Com a reforma, o espaço passa a ter 139 boxes comerciais e terá autorização para vender apenas um tipo de cerveja: Itaipava. Segundo o vice-presidente da Associação de Permissionários da Ceasinha, João dos Santos, a Itaipava assumiu um valor que seria cobrado aos comerciantes para utilização do mercado e por isso ganhou o direito de exclusividade nas vendas.
De acordo com ele, após a reforma, os permissionários teriam que pagar uma taxa de instalação de R$ 1.100 por m² de cada boxe, o que inviabilizaria a permanência de quase todos os permissionários. “No caso do meu boxe específico, que tem 22 m², o valor ultrapassaria R$ 24 mil. Eu, com certeza, não teria condições de pagar com esse valor”, disse João, que tem uma peixaria no local. “A Itaipava assumiu esse custo para todos os beneficiários”, completou. Segundo cálculos da associação, 19 espaços, entre bares e lanchonetes, comercializam cervejas na Ceasinha. Após o acordo com a cervejaria e governo do estado, responsável pelo local, os feirantes pagarão apenas pelo aluguel a R$ 30 por m² e condomínio a R$ 80 por m².
Fidelidade
Decano no mercado, Edson Alípio de Lima, conhecido como Edinho, ou “Sócio”, acredita que a mudança de marca não afastará os fregueses. “Tudo é a maneira como você vai servir a bebida. O segredo é que ela esteja bem gelada”, confidenciou ele, que já está no local há 39 anos. “As pessoas tendem a se acostumar com o novo e, além do mais, foi benefício para gente porque ficamos livre da taxa”, justificou. Edinho vendia todas as marcas de cerveja no local. “Já comecei a explicar aos clientes essa mudança. Alguns não gostam, mas explico o contexto para que eles entendam”, completou.
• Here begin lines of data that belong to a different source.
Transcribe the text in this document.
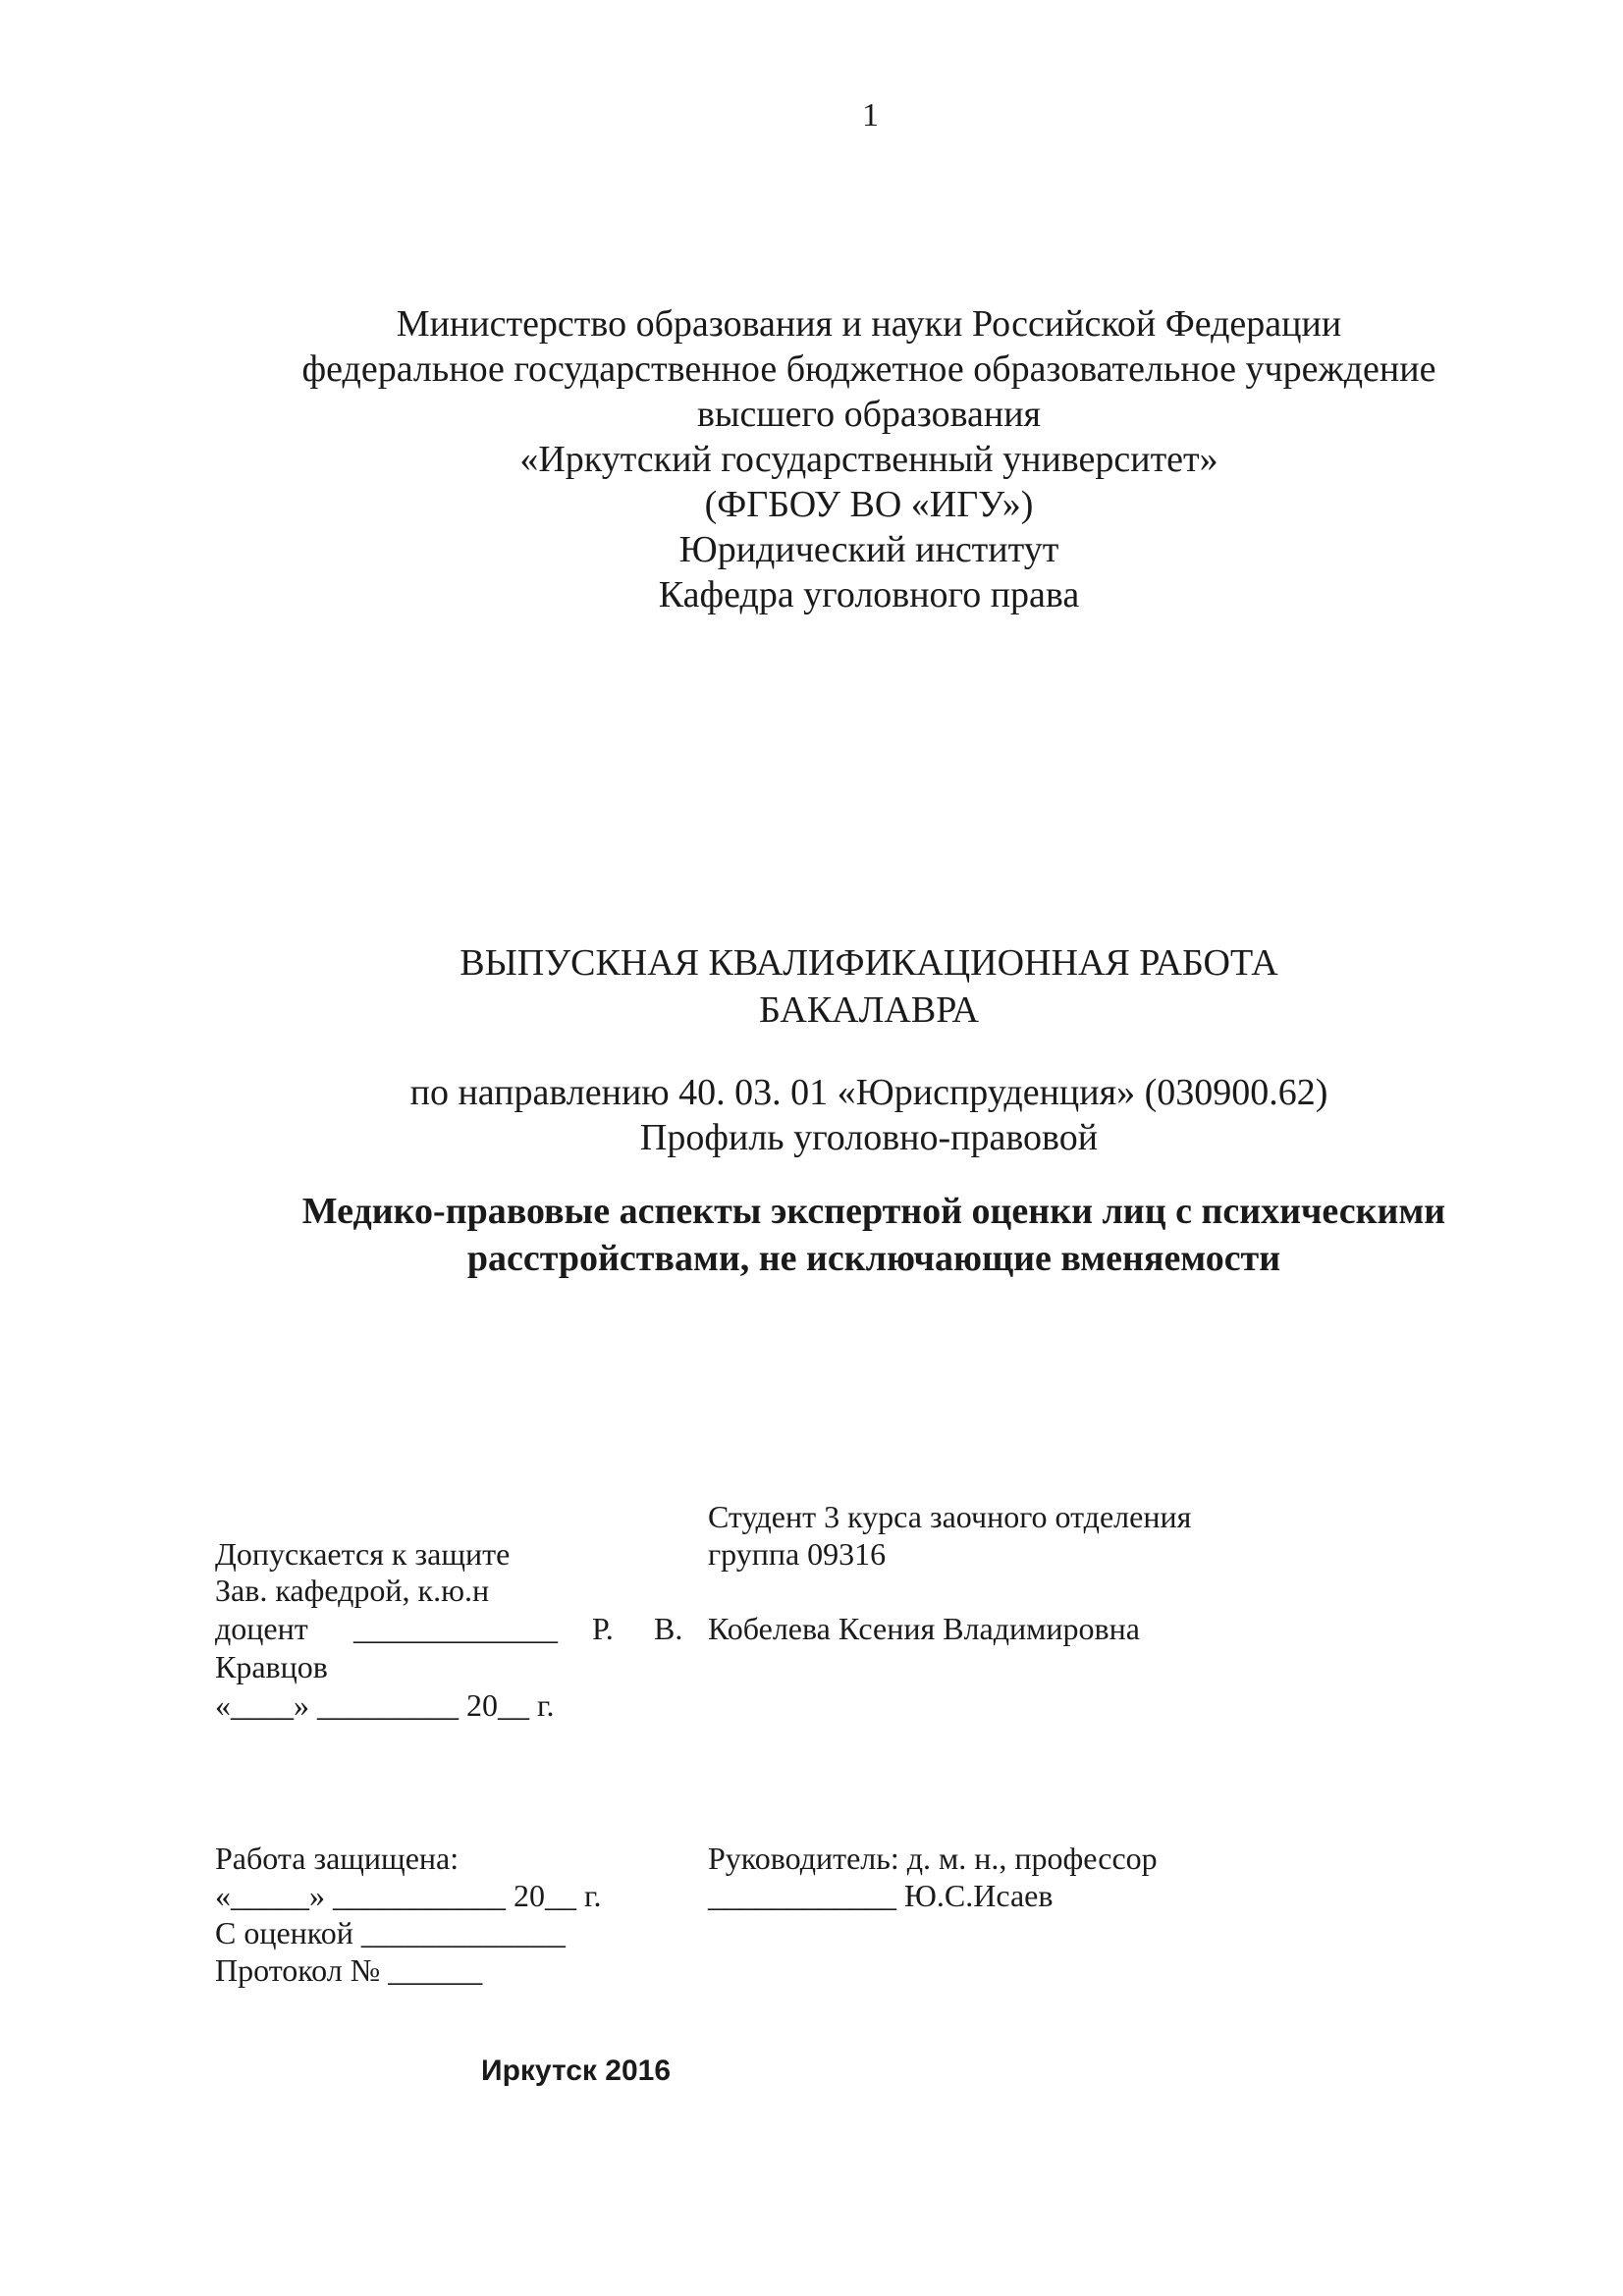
1
Министерство образования и науки Российской Федерации
федеральное государственное бюджетное образовательное учреждение
высшего образования
«Иркутский государственный университет»
(ФГБОУ ВО «ИГУ»)
Юридический институт
Кафедра уголовного права
ВЫПУСКНАЯ КВАЛИФИКАЦИОННАЯ РАБОТА
БАКАЛАВРА
по направлению 40. 03. 01 «Юриспруденция» (030900.62)
Профиль уголовно-правовой
Медико-правовые аспекты экспертной оценки лиц с психическими
расстройствами, не исключающие вменяемости
Допускается к защите
Зав. кафедрой, к.ю.н
доцент _____________ Р. В.
Кравцов
«____» _________ 20__ г.
Студент 3 курса заочного отделения
группа 09316
Кобелева Ксения Владимировна
Работа защищена:
«_____» ___________ 20__ г.
С оценкой _____________
Протокол № ______
Руководитель: д. м. н., профессор
____________ Ю.С.Исаев
Иркутск 2016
Outros espaços tradicionais da Ceasinha podem ter uma perda maior. Caso do Boxe do Alemão, que vendia apenas Heineken para acompanhar o tradicional sanduíche de salsichão com chucrute, típico da culinária germânica e referência no local. Já o Le Petit, que disponibilizava aos clientes diversas marcas de cervejas importadas terá que se adaptar ao novo modelo de comercialização.
Frequentador diário da Ceasinha, o empresário Elmo Sampaio se mostrou surpreso com a nova determinação. “Faz parte da minha rotina: venho aqui, peço almoço para levar para casa e enquanto espero, tomo uma Heineken. Agora vou ter que trazer no bolso”, disse. “Quem gosta de uma cerveja diferenciada se sente cerceado porque essa é minha primeira opção de bebida. Em casa, eu tenho um barril de cinco litros de chope Heineken”, revelou. “É como comparar um vinho italiano com um Sangue de Boi”, exemplificou.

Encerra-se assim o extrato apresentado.